If you're doing min/max/avg queries, do you prefer to use aggregation tables or simply query across a range of rows in the raw table?
This is obviously a very open-ended question and there's no one right answer, so I'm just looking for people's general suggestions. Assume that the raw data table consists of a timestamp, a numeric foreign key (say a user id), and a decimal value (say a purchase amount). Furthermore, assume that there are millions of rows in the table.
I have done both and am torn. On one hand aggregation tables have given me significantly faster queries but at the cost of a proliferation of additional tables. Displaying the current values for an aggregated range either requires dropping entirely back to the raw data table or combining more fine grained aggregations. I have found that keeping track in the application code of which aggregation table to query when is more work that you'd think and that schema changes will be required, as the original aggregation ranges will invariably not be enough ("But I wanted to see our sales over the last 3 pay periods!").

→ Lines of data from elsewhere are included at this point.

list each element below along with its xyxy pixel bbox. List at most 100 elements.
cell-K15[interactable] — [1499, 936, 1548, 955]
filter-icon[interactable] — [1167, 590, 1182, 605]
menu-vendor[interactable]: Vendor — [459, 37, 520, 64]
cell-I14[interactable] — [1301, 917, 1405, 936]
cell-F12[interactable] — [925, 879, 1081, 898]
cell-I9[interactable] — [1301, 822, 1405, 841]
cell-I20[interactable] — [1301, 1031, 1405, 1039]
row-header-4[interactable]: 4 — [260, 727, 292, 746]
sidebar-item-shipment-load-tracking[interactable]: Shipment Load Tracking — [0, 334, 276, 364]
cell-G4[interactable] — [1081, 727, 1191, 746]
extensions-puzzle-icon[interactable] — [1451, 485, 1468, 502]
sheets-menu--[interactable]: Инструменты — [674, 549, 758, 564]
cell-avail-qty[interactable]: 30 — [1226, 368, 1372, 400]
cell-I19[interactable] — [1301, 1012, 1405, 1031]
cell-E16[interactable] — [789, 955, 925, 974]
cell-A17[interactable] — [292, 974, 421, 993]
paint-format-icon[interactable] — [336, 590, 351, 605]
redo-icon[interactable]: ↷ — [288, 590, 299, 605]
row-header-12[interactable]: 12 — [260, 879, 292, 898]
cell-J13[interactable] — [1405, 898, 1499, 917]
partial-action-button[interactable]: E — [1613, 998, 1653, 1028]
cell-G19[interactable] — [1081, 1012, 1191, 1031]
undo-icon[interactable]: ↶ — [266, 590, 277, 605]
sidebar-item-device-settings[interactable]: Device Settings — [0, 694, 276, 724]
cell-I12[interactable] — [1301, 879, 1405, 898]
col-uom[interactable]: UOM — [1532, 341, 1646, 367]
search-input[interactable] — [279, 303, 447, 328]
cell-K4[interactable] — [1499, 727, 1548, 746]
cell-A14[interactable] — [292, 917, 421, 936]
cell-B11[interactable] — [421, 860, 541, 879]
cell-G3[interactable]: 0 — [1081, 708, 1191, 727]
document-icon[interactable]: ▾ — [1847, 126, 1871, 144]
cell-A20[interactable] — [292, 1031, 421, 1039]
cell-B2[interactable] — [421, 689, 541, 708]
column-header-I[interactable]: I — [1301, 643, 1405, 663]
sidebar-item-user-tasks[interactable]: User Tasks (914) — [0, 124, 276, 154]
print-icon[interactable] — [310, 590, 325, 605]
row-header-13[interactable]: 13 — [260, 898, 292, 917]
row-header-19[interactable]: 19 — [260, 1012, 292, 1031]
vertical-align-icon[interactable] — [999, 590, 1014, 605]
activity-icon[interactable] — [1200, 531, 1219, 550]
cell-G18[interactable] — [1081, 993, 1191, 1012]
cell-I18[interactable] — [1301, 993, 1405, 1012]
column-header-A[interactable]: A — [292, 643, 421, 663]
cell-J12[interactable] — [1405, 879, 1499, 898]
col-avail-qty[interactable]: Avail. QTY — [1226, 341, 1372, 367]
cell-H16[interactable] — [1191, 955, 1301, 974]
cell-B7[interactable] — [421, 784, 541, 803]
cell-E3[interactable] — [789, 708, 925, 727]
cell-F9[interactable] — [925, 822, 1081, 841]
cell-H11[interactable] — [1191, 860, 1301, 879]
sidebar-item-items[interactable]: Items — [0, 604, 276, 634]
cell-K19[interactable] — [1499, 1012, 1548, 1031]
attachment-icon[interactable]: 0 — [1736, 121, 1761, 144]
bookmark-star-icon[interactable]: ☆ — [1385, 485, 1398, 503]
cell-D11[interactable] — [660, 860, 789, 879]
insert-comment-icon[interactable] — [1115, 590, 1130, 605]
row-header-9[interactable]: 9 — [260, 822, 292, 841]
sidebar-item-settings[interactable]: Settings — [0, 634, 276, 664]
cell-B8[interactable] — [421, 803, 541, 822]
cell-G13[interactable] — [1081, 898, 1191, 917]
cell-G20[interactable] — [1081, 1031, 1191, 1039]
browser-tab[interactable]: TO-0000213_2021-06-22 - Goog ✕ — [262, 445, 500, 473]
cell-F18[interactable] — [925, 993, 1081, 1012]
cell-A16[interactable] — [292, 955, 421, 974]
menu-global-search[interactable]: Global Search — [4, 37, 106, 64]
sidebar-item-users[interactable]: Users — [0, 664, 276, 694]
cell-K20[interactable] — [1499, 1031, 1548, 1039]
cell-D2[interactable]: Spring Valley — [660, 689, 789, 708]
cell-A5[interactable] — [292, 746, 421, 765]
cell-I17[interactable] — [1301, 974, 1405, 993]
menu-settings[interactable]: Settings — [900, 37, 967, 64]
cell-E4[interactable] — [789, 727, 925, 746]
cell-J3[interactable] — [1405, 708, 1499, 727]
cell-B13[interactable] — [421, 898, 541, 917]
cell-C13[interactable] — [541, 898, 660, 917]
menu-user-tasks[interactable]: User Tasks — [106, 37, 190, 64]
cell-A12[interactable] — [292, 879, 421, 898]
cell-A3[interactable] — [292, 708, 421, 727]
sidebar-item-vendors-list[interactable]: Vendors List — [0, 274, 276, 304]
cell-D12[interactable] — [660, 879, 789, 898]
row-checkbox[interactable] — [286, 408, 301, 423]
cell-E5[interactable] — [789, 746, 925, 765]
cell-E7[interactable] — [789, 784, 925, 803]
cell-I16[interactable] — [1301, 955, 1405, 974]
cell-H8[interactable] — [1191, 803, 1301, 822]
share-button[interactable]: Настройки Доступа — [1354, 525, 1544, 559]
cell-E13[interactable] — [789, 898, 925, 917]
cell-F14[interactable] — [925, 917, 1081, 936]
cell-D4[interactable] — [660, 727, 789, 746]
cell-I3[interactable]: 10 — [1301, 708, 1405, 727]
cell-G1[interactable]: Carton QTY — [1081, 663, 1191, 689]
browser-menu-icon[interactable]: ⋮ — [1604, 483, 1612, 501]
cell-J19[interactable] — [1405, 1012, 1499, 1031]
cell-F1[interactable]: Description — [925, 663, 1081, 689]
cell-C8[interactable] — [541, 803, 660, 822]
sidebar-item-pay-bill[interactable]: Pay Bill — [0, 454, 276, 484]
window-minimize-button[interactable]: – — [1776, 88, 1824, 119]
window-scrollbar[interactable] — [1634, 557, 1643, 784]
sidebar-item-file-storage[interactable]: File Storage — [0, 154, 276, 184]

On the other hand, querying from the raw data can be punishingly slow but lets me be very flexible about the data ranges. When the range bounds change, I simply change a query rather than having to rebuild aggregation tables. Likewise the application code requires fewer updates. I suspect that if I was smarter about my indexing (i.e. always having good covering indexes), I would be able to reduce the penalty of selecting from the raw data but that's by no means a panacea.
Is there anyway I can have the best of both worlds?